Hi fellow Atom/Chlorine users! Does anyone know of a way to replicate the functionality described here: https://lambdaisland.com/blog/2019-12-20-advent-of-parens-20-life-hacks-emacs-ginger-tea in Atom?
it might help people understand better if you provided your own description of the desired functionality.
e.g. emacs has registers, but does chlorine?
it's not immediately obvious to me what analogous functionality would be in chlorine :)
@sogaiu might be that the functionality should not be in chlorine, but in some other Atom plugin, or in Atom itself. I guess I just hoped to find Atom users in this channel 🙂. But to answer your question: I’m not sure if Atom has registers, but I haven’t found any so far. My use case is very similar to the one described in the blog I mentioned above. I’m iterating on some code and to test if it works the way I want to I have run some code which resides in another file. Jumping back and forth between two files is somewhat annoying, it would be great if I could dynamically asign some clojure code to “a register” or something similar in Atom, which could then be eval’d by Chlorine when I press some shortcut. Does this make it clearer?
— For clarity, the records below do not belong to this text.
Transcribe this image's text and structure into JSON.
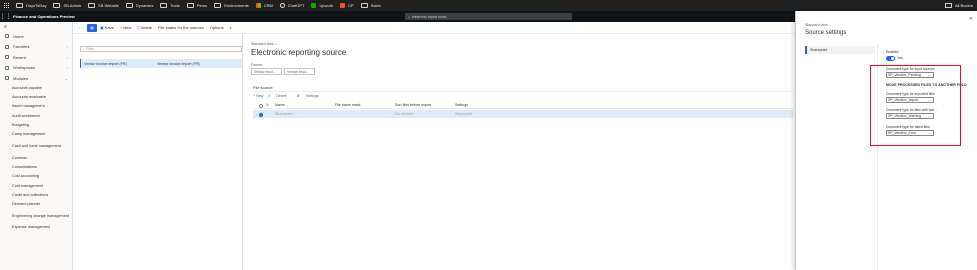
{
  "browser": {
    "bookmarks": [
      {
        "label": "DaysToDay",
        "icon": "folder-icon"
      },
      {
        "label": "SB Admin",
        "icon": "folder-icon"
      },
      {
        "label": "SB Website",
        "icon": "folder-icon"
      },
      {
        "label": "Dynamics",
        "icon": "folder-icon"
      },
      {
        "label": "Tools",
        "icon": "folder-icon"
      },
      {
        "label": "Perso",
        "icon": "folder-icon"
      },
      {
        "label": "Environments",
        "icon": "folder-icon"
      },
      {
        "label": "CRM",
        "icon": "microsoft-icon"
      },
      {
        "label": "ChatGPT",
        "icon": "chatgpt-icon"
      },
      {
        "label": "Upwork",
        "icon": "upwork-icon"
      },
      {
        "label": "CP",
        "icon": "cp-icon"
      },
      {
        "label": "Sales",
        "icon": "folder-icon"
      }
    ],
    "all_bookmarks": "All Bookm"
  },
  "app": {
    "title": "Finance and Operations Preview",
    "search_placeholder": "electronic report sourc"
  },
  "nav": {
    "top": [
      {
        "label": "Home",
        "icon": "home-icon"
      },
      {
        "label": "Favorites",
        "icon": "star-icon"
      },
      {
        "label": "Recent",
        "icon": "clock-icon"
      },
      {
        "label": "Workspaces",
        "icon": "workspace-icon"
      },
      {
        "label": "Modules",
        "icon": "list-icon"
      }
    ],
    "modules": [
      "Accounts payable",
      "Accounts receivable",
      "Asset management",
      "Audit workbench",
      "Budgeting",
      "Camp management",
      "Cash and bank management",
      "Common",
      "Consolidations",
      "Cost accounting",
      "Cost management",
      "Credit and collections",
      "Demand planner",
      "Engineering change management",
      "Expense management"
    ]
  },
  "toolbar": {
    "save": "Save",
    "new": "New",
    "delete": "Delete",
    "file_states": "File states for the sources",
    "options": "Options"
  },
  "list": {
    "filter_placeholder": "Filter",
    "row": {
      "col1": "Vendor invoice import (FR)",
      "col2": "Vendor invoice import (FR)"
    }
  },
  "form": {
    "standard_view": "Standard view",
    "title": "Electronic reporting source",
    "format_label": "Format",
    "format_values": [
      "Vendor invoi...",
      "Vendor invoi..."
    ],
    "file_source_title": "File source",
    "fs_toolbar": {
      "new": "+ New",
      "delete": "Delete",
      "settings": "Settings"
    },
    "grid_headers": {
      "name": "Name",
      "mask": "File name mask",
      "sort": "Sort files before import",
      "settings": "Settings"
    },
    "grid_row": {
      "name": "Sharepoint",
      "mask": "",
      "sort": "Do not sort",
      "settings": "Sharepoint"
    }
  },
  "panel": {
    "standard_view": "Standard view",
    "title": "Source settings",
    "nav_item": "Sharepoint",
    "enabled_label": "Enabled",
    "enabled_value": "Yes",
    "input_label": "Document type for input sources",
    "input_value": "SP_Vendinv_Pending",
    "move_heading": "MOVE PROCESSED FILES TO ANOTHER FOLD",
    "imported_label": "Document type for imported files",
    "imported_value": "SP_VendInv_Import...",
    "warning_label": "Document type for files with war...",
    "warning_value": "SP_VendInv_Warning",
    "failed_label": "Document type for failed files",
    "failed_value": "SP_VendInv_Error"
  },
  "colors": {
    "accent": "#2266e3",
    "highlight": "#e81123"
  }
}
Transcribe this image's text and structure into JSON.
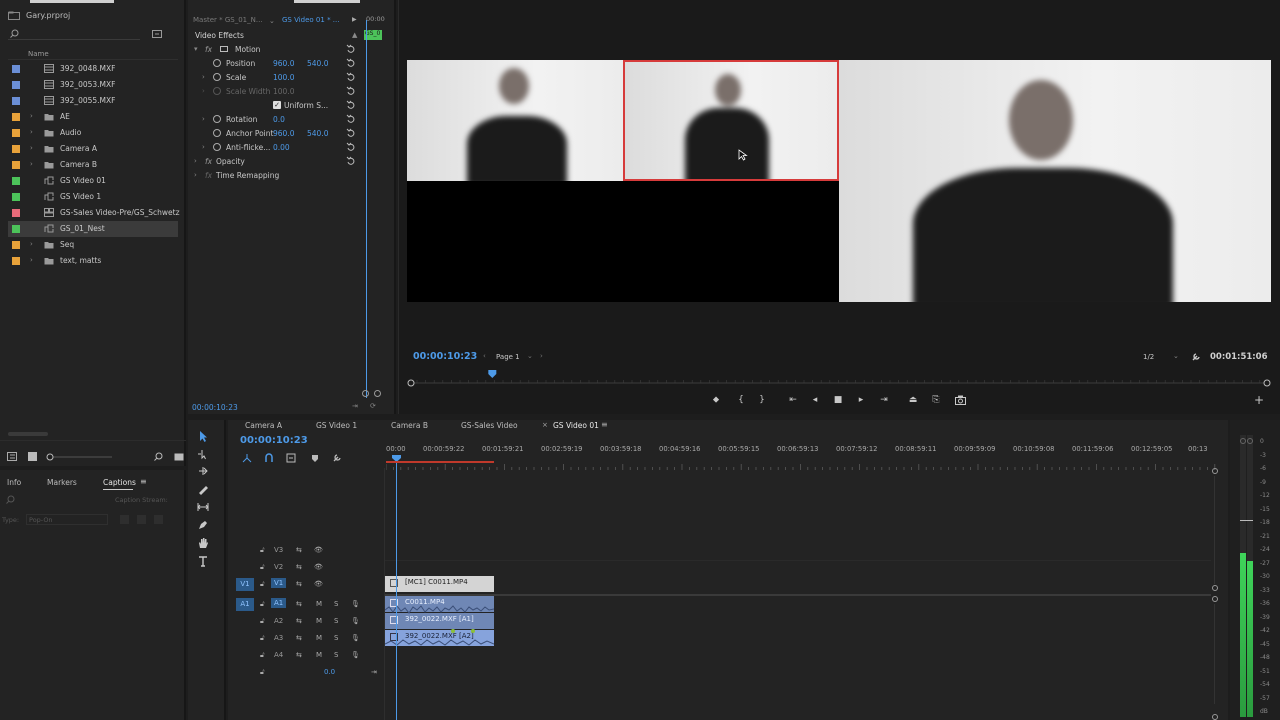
{
  "project": {
    "file_name": "Gary.prproj",
    "column_name": "Name",
    "items": [
      {
        "label": "392_0048.MXF",
        "color": "#6b8fd6",
        "kind": "clip",
        "expandable": false,
        "selected": false
      },
      {
        "label": "392_0053.MXF",
        "color": "#6b8fd6",
        "kind": "clip",
        "expandable": false,
        "selected": false
      },
      {
        "label": "392_0055.MXF",
        "color": "#6b8fd6",
        "kind": "clip",
        "expandable": false,
        "selected": false
      },
      {
        "label": "AE",
        "color": "#e8a23a",
        "kind": "folder",
        "expandable": true,
        "selected": false
      },
      {
        "label": "Audio",
        "color": "#e8a23a",
        "kind": "folder",
        "expandable": true,
        "selected": false
      },
      {
        "label": "Camera A",
        "color": "#e8a23a",
        "kind": "folder",
        "expandable": true,
        "selected": false
      },
      {
        "label": "Camera B",
        "color": "#e8a23a",
        "kind": "folder",
        "expandable": true,
        "selected": false
      },
      {
        "label": "GS Video 01",
        "color": "#4cc35a",
        "kind": "sequence",
        "expandable": false,
        "selected": false
      },
      {
        "label": "GS Video 1",
        "color": "#4cc35a",
        "kind": "sequence",
        "expandable": false,
        "selected": false
      },
      {
        "label": "GS-Sales Video-Pre/GS_Schwetz",
        "color": "#e86b7a",
        "kind": "multicam",
        "expandable": false,
        "selected": false
      },
      {
        "label": "GS_01_Nest",
        "color": "#4cc35a",
        "kind": "sequence",
        "expandable": false,
        "selected": true
      },
      {
        "label": "Seq",
        "color": "#e8a23a",
        "kind": "folder",
        "expandable": true,
        "selected": false
      },
      {
        "label": "text, matts",
        "color": "#e8a23a",
        "kind": "folder",
        "expandable": true,
        "selected": false
      }
    ]
  },
  "effect_controls": {
    "tab_master": "Master * GS_01_N...",
    "tab_sequence": "GS Video 01 * ...",
    "mini_timecode": "00:00",
    "mini_clip": "GS_0",
    "section_title": "Video Effects",
    "motion": "Motion",
    "position_label": "Position",
    "position_x": "960.0",
    "position_y": "540.0",
    "scale_label": "Scale",
    "scale_value": "100.0",
    "scale_width_label": "Scale Width",
    "scale_width_value": "100.0",
    "uniform_scale_label": "Uniform S...",
    "rotation_label": "Rotation",
    "rotation_value": "0.0",
    "anchor_label": "Anchor Point",
    "anchor_x": "960.0",
    "anchor_y": "540.0",
    "antiflicker_label": "Anti-flicke...",
    "antiflicker_value": "0.00",
    "opacity_label": "Opacity",
    "time_remap_label": "Time Remapping",
    "footer_timecode": "00:00:10:23"
  },
  "program": {
    "timecode": "00:00:10:23",
    "page_label": "Page 1",
    "resolution": "1/2",
    "duration": "00:01:51:06",
    "playhead_fraction": 0.095
  },
  "info_panel": {
    "tabs": [
      "Info",
      "Markers",
      "Captions"
    ],
    "active_tab": "Captions",
    "caption_stream_label": "Caption Stream:",
    "type_label": "Type:",
    "type_value": "Pop-On"
  },
  "timeline": {
    "tabs": [
      "Camera A",
      "GS Video 1",
      "Camera B",
      "GS-Sales Video",
      "GS Video 01"
    ],
    "active_tab": "GS Video 01",
    "timecode": "00:00:10:23",
    "ruler_labels": [
      "00:00",
      "00:00:59:22",
      "00:01:59:21",
      "00:02:59:19",
      "00:03:59:18",
      "00:04:59:16",
      "00:05:59:15",
      "00:06:59:13",
      "00:07:59:12",
      "00:08:59:11",
      "00:09:59:09",
      "00:10:59:08",
      "00:11:59:06",
      "00:12:59:05",
      "00:13"
    ],
    "tracks": [
      {
        "source": "",
        "name": "V3",
        "kind": "video"
      },
      {
        "source": "",
        "name": "V2",
        "kind": "video"
      },
      {
        "source": "V1",
        "name": "V1",
        "kind": "video"
      },
      {
        "source": "A1",
        "name": "A1",
        "kind": "audio"
      },
      {
        "source": "",
        "name": "A2",
        "kind": "audio"
      },
      {
        "source": "",
        "name": "A3",
        "kind": "audio"
      },
      {
        "source": "",
        "name": "A4",
        "kind": "audio"
      }
    ],
    "master_value": "0.0",
    "clips": {
      "v1": "[MC1] C0011.MP4",
      "a1": "C0011.MP4",
      "a2": "392_0022.MXF [A1]",
      "a3": "392_0022.MXF [A2]"
    }
  },
  "meter": {
    "scale": [
      "0",
      "-3",
      "-6",
      "-9",
      "-12",
      "-15",
      "-18",
      "-21",
      "-24",
      "-27",
      "-30",
      "-33",
      "-36",
      "-39",
      "-42",
      "-45",
      "-48",
      "-51",
      "-54",
      "-57",
      "dB"
    ]
  },
  "colors": {
    "accent": "#4d9ae8",
    "selection_red": "#d63b3b",
    "video_clip": "#c9c9c9",
    "audio_clip": "#7d9ed6"
  }
}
@jlmr What I do in such situations is add a (comment ,,,)
form in the source file I'm iterating on and inside that I require the other code and add forms to run it. That way I can stay in one file and just eval blocks of code as needed.
That's called a "Rich Comment Form" by some -- because Rich Hickey uses comment forms like that, and Stu Halloway has talked about it in podcasts and/or at conferences.
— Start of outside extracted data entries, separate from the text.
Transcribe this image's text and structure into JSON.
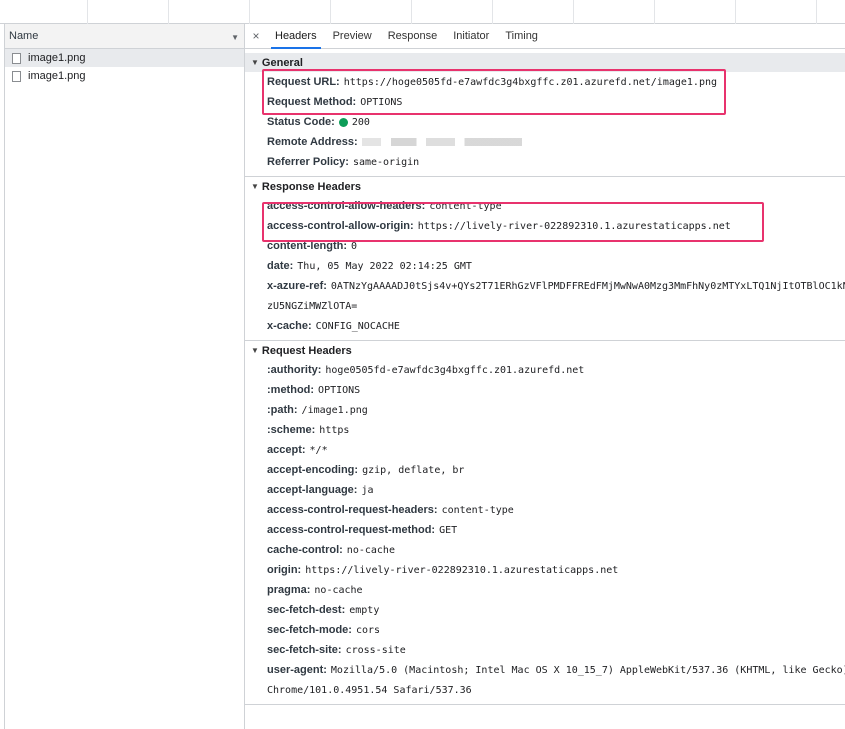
{
  "name_panel": {
    "header_label": "Name",
    "requests": [
      "image1.png",
      "image1.png"
    ]
  },
  "tabs": {
    "close_glyph": "×",
    "items": [
      "Headers",
      "Preview",
      "Response",
      "Initiator",
      "Timing"
    ],
    "active_index": 0
  },
  "general": {
    "title": "General",
    "request_url_key": "Request URL:",
    "request_url": "https://hoge0505fd-e7awfdc3g4bxgffc.z01.azurefd.net/image1.png",
    "request_method_key": "Request Method:",
    "request_method": "OPTIONS",
    "status_code_key": "Status Code:",
    "status_code": "200",
    "status_color": "#0d9d58",
    "remote_address_key": "Remote Address:",
    "referrer_policy_key": "Referrer Policy:",
    "referrer_policy": "same-origin"
  },
  "response_headers": {
    "title": "Response Headers",
    "rows": [
      {
        "k": "access-control-allow-headers:",
        "v": "content-type"
      },
      {
        "k": "access-control-allow-origin:",
        "v": "https://lively-river-022892310.1.azurestaticapps.net"
      },
      {
        "k": "content-length:",
        "v": "0"
      },
      {
        "k": "date:",
        "v": "Thu, 05 May 2022 02:14:25 GMT"
      },
      {
        "k": "x-azure-ref:",
        "v": "0ATNzYgAAAADJ0tSjs4v+QYs2T71ERhGzVFlPMDFFREdFMjMwNwA0Mzg3MmFhNy0zMTYxLTQ1NjItOTBlOC1kN"
      },
      {
        "k": "",
        "v": "zU5NGZiMWZlOTA="
      },
      {
        "k": "x-cache:",
        "v": "CONFIG_NOCACHE"
      }
    ]
  },
  "request_headers": {
    "title": "Request Headers",
    "rows": [
      {
        "k": ":authority:",
        "v": "hoge0505fd-e7awfdc3g4bxgffc.z01.azurefd.net"
      },
      {
        "k": ":method:",
        "v": "OPTIONS"
      },
      {
        "k": ":path:",
        "v": "/image1.png"
      },
      {
        "k": ":scheme:",
        "v": "https"
      },
      {
        "k": "accept:",
        "v": "*/*"
      },
      {
        "k": "accept-encoding:",
        "v": "gzip, deflate, br"
      },
      {
        "k": "accept-language:",
        "v": "ja"
      },
      {
        "k": "access-control-request-headers:",
        "v": "content-type"
      },
      {
        "k": "access-control-request-method:",
        "v": "GET"
      },
      {
        "k": "cache-control:",
        "v": "no-cache"
      },
      {
        "k": "origin:",
        "v": "https://lively-river-022892310.1.azurestaticapps.net"
      },
      {
        "k": "pragma:",
        "v": "no-cache"
      },
      {
        "k": "sec-fetch-dest:",
        "v": "empty"
      },
      {
        "k": "sec-fetch-mode:",
        "v": "cors"
      },
      {
        "k": "sec-fetch-site:",
        "v": "cross-site"
      },
      {
        "k": "user-agent:",
        "v": "Mozilla/5.0 (Macintosh; Intel Mac OS X 10_15_7) AppleWebKit/537.36 (KHTML, like Gecko)"
      },
      {
        "k": "",
        "v": "Chrome/101.0.4951.54 Safari/537.36"
      }
    ]
  },
  "highlight_color": "#e8336d"
}
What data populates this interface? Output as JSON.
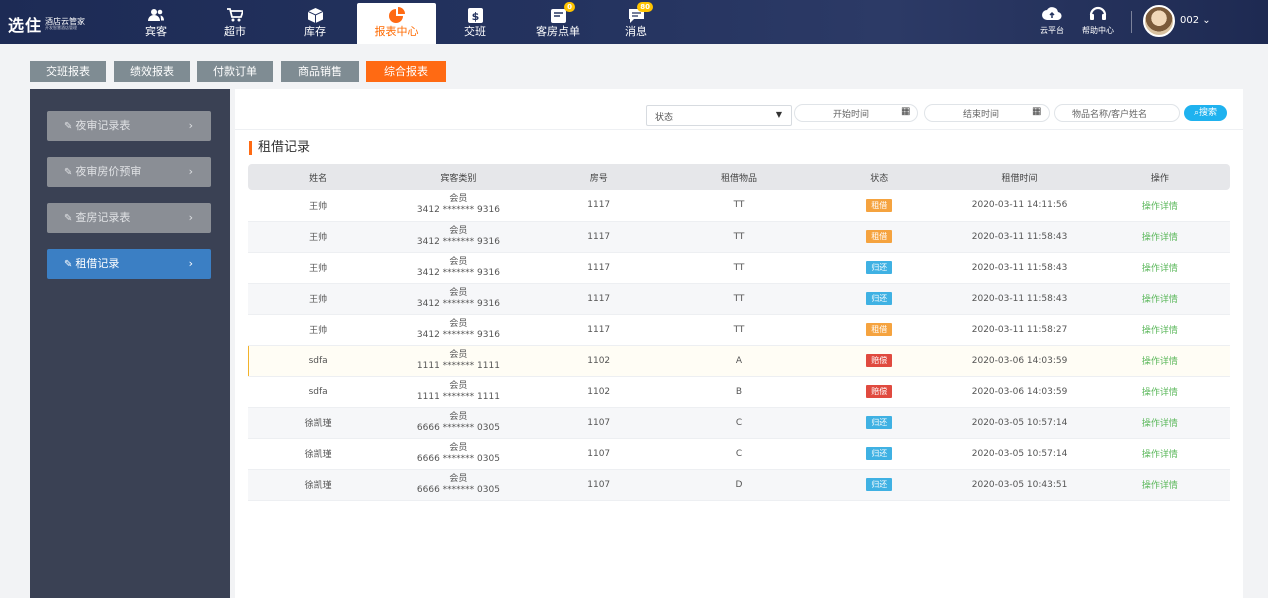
{
  "app": {
    "logo_big": "选住",
    "logo_line1": "酒店云管家",
    "logo_line2": "开发智慧酒店管理"
  },
  "nav": [
    {
      "label": "宾客",
      "icon": "users-icon"
    },
    {
      "label": "超市",
      "icon": "cart-icon"
    },
    {
      "label": "库存",
      "icon": "box-icon"
    },
    {
      "label": "报表中心",
      "icon": "pie-chart-icon",
      "active": true
    },
    {
      "label": "交班",
      "icon": "dollar-icon"
    },
    {
      "label": "客房点单",
      "icon": "room-order-icon",
      "badge": "0"
    },
    {
      "label": "消息",
      "icon": "message-icon",
      "badge": "80"
    }
  ],
  "top_right": {
    "cloud": "云平台",
    "help": "帮助中心",
    "user": "002"
  },
  "tabs": [
    "交班报表",
    "绩效报表",
    "付款订单",
    "商品销售",
    "综合报表"
  ],
  "sidebar": [
    {
      "label": "夜审记录表"
    },
    {
      "label": "夜审房价预审"
    },
    {
      "label": "查房记录表"
    },
    {
      "label": "租借记录",
      "active": true
    }
  ],
  "filters": {
    "status_value": "状态",
    "start_placeholder": "开始时间",
    "end_placeholder": "结束时间",
    "keyword_placeholder": "物品名称/客户姓名",
    "search_label": "搜索"
  },
  "section_title": "租借记录",
  "table": {
    "columns": [
      "姓名",
      "宾客类别",
      "房号",
      "租借物品",
      "状态",
      "租借时间",
      "操作"
    ],
    "rows": [
      {
        "name": "王帅",
        "type": "会员",
        "card": "3412 ******* 9316",
        "room": "1117",
        "item": "TT",
        "status": "租借",
        "time": "2020-03-11 14:11:56",
        "op": "操作详情"
      },
      {
        "name": "王帅",
        "type": "会员",
        "card": "3412 ******* 9316",
        "room": "1117",
        "item": "TT",
        "status": "租借",
        "time": "2020-03-11 11:58:43",
        "op": "操作详情"
      },
      {
        "name": "王帅",
        "type": "会员",
        "card": "3412 ******* 9316",
        "room": "1117",
        "item": "TT",
        "status": "归还",
        "time": "2020-03-11 11:58:43",
        "op": "操作详情"
      },
      {
        "name": "王帅",
        "type": "会员",
        "card": "3412 ******* 9316",
        "room": "1117",
        "item": "TT",
        "status": "归还",
        "time": "2020-03-11 11:58:43",
        "op": "操作详情"
      },
      {
        "name": "王帅",
        "type": "会员",
        "card": "3412 ******* 9316",
        "room": "1117",
        "item": "TT",
        "status": "租借",
        "time": "2020-03-11 11:58:27",
        "op": "操作详情"
      },
      {
        "name": "sdfa",
        "type": "会员",
        "card": "1111 ******* 1111",
        "room": "1102",
        "item": "A",
        "status": "赔偿",
        "time": "2020-03-06 14:03:59",
        "op": "操作详情"
      },
      {
        "name": "sdfa",
        "type": "会员",
        "card": "1111 ******* 1111",
        "room": "1102",
        "item": "B",
        "status": "赔偿",
        "time": "2020-03-06 14:03:59",
        "op": "操作详情"
      },
      {
        "name": "徐凯瑾",
        "type": "会员",
        "card": "6666 ******* 0305",
        "room": "1107",
        "item": "C",
        "status": "归还",
        "time": "2020-03-05 10:57:14",
        "op": "操作详情"
      },
      {
        "name": "徐凯瑾",
        "type": "会员",
        "card": "6666 ******* 0305",
        "room": "1107",
        "item": "C",
        "status": "归还",
        "time": "2020-03-05 10:57:14",
        "op": "操作详情"
      },
      {
        "name": "徐凯瑾",
        "type": "会员",
        "card": "6666 ******* 0305",
        "room": "1107",
        "item": "D",
        "status": "归还",
        "time": "2020-03-05 10:43:51",
        "op": "操作详情"
      }
    ]
  },
  "status_colors": {
    "租借": "#f5a33f",
    "归还": "#3fb1e3",
    "赔偿": "#e04a3f"
  },
  "colors": {
    "accent": "#ff6a13",
    "topbar": "#24335f",
    "sidebar": "#3a4154",
    "side_active": "#3b7fc4",
    "search": "#1fb2ef",
    "op_link": "#5cb85c"
  }
}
(I started doing it ages ago and was very pleased to hear Stu talk about it and give it a name! 🙂 )
You can do the same to run tests in other files from within a (comment ,,,)
in a source file; you can do all your setup/teardown for the environment that way too (we rely heavily on Component and have numerous comment
s in source files that have the necessary requires, component builds, and calls to component/start
, in order to make this a smooth process).
yes, much clearer, thanks 🙂
i don't know if there is something like registers in atom or any of its extensions. may be seancorfield's idea is a possible alternative approach?
on a side note, there is a #atom as well -- though i don't know if you'll have more luck there.